Monounsaturated fats can be found in plant-based foods and oils such as nuts, avocados, olives, olive oil, canola, peanut, safflower, and sesame oil.
Polyunsaturated fats are healthier than trans fats and can help to lower bad cholesterol levels.6 And foods containing polyunsaturated fats usually provide additional nutrients. They can be found in sunflower, corn, soybean, and flaxseed oils, as well as walnuts, flax seeds, and fish.
Eat Fiber-Rich Foods
The FDA recommends that we consume 25 grams of fiber daily for a 2,000 calorie diet, adjusted based on our calorie needs.7 Unfortunately, only 5% of Americans8 are meeting the daily requirements.
Fiber is a carbohydrate found in plant foods. There are two kinds: soluble and insoluble.
Soluble fiber slows digestion so that you can avoid food spikes and stop fats from being absorbed, in turn, lowering cholesterol. Some sources are oatmeal, legumes, cruciferous vegetables (e.g., broccoli), and fruits such as apples and pears.

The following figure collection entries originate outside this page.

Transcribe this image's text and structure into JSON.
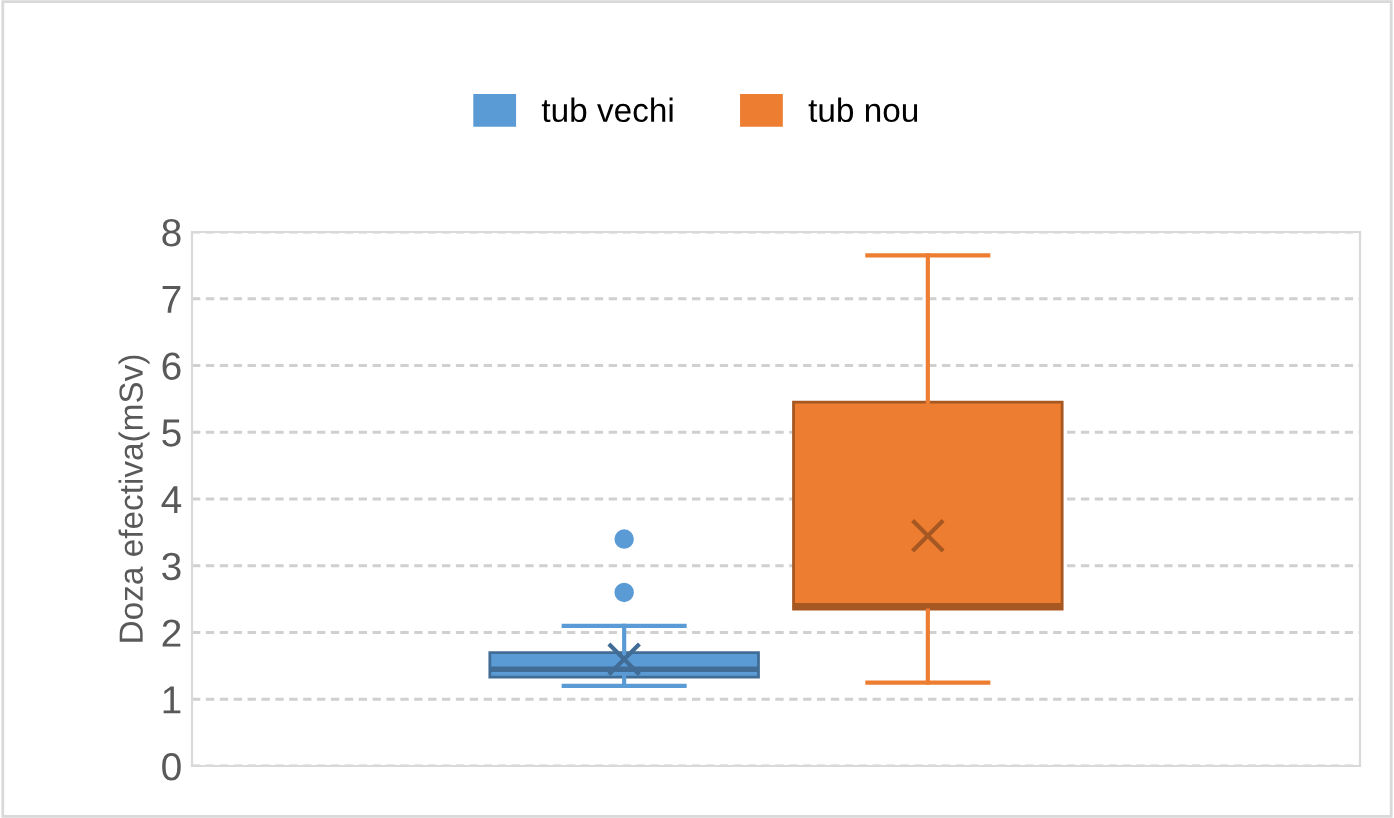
{
  "chart_data": {
    "type": "box",
    "ylabel": "Doza efectiva(mSv)",
    "categories": [
      null
    ],
    "series": [
      {
        "name": "tub vechi",
        "color": "#5b9bd5",
        "boxes": [
          {
            "low": 1.2,
            "q1": 1.33,
            "median": 1.45,
            "q3": 1.7,
            "high": 2.1,
            "mean": 1.6,
            "outliers": [
              2.6,
              3.4
            ]
          }
        ]
      },
      {
        "name": "tub nou",
        "color": "#ed7d31",
        "boxes": [
          {
            "low": 1.25,
            "q1": 2.35,
            "median": 2.4,
            "q3": 5.45,
            "high": 7.65,
            "mean": 3.45
          }
        ]
      }
    ],
    "ylim": [
      0,
      8
    ],
    "yticks": [
      0,
      1,
      2,
      3,
      4,
      5,
      6,
      7,
      8
    ],
    "grid": "y",
    "legend": "top",
    "tick_labels": "y"
  }
}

Insoluble fiber helps to move food through your digestive system and increases stool bulk which normalizes bowel movements. You can find it in wheat bran, whole wheat flour, nuts, beans, and veggies such as cauliflower, potatoes, celery, and cucumbers.
Manage Your Weight
What we eat and how much we consume influences how our bodies process cholesterol. A study published in the Journal of the American Heart Association found that a diet rich in walnuts decreased LDL and increased HDL.9
Furthermore, weight loss—even when moderate—can have a significant positive effect on cholesterol levels.
In a study of 401 overweight and obese adults who were a part of a weight loss program from 2003 to 2011, it was found that those who lost as little as 5-10% showed remarkable reductions in LDL, triglycerides, and total cholesterol.10
Move Your Body
The current recommendations11 state that you should get 150 to 300 minutes of moderate exercise weekly, or 75–150 minutes per week of vigorous-intensity aerobic physical activity or a combination of the two.
Additionally, it would be best if you strength trained at least two times weekly.
Physical activity has many benefits, including helping to lower your cholesterol. And while experts are not completely clear12 about the mechanisms, it seems that exercise enhances your muscles’ ability to use lipids and fats instead of glucose, which reduces lipid levels.
Furthermore, in a recent review,12 it was found that exercise improved low HDL numbers plus how they function. It seems that HDL helps to move cholesterol to the liver, where it can be excreted. Additionally, LDL levels were reduced and HDL: LDL ratios were also positively affected.
Forms of Aerobic Exercise
- Taking a brisk walk
- Jogging or running
- Playing your favorite sport
- Using a stair climber or elliptical
Forms of Strength Training
- Pull ups
- Push ups
- Weight lifting
- Using dumbbells or resistance bands
While these suggestions aren’t a replacement for speaking with your healthcare provider, eating healthier, managing your weight, and exercising can improve health. If you are new to working out, speak with your health provider before starting.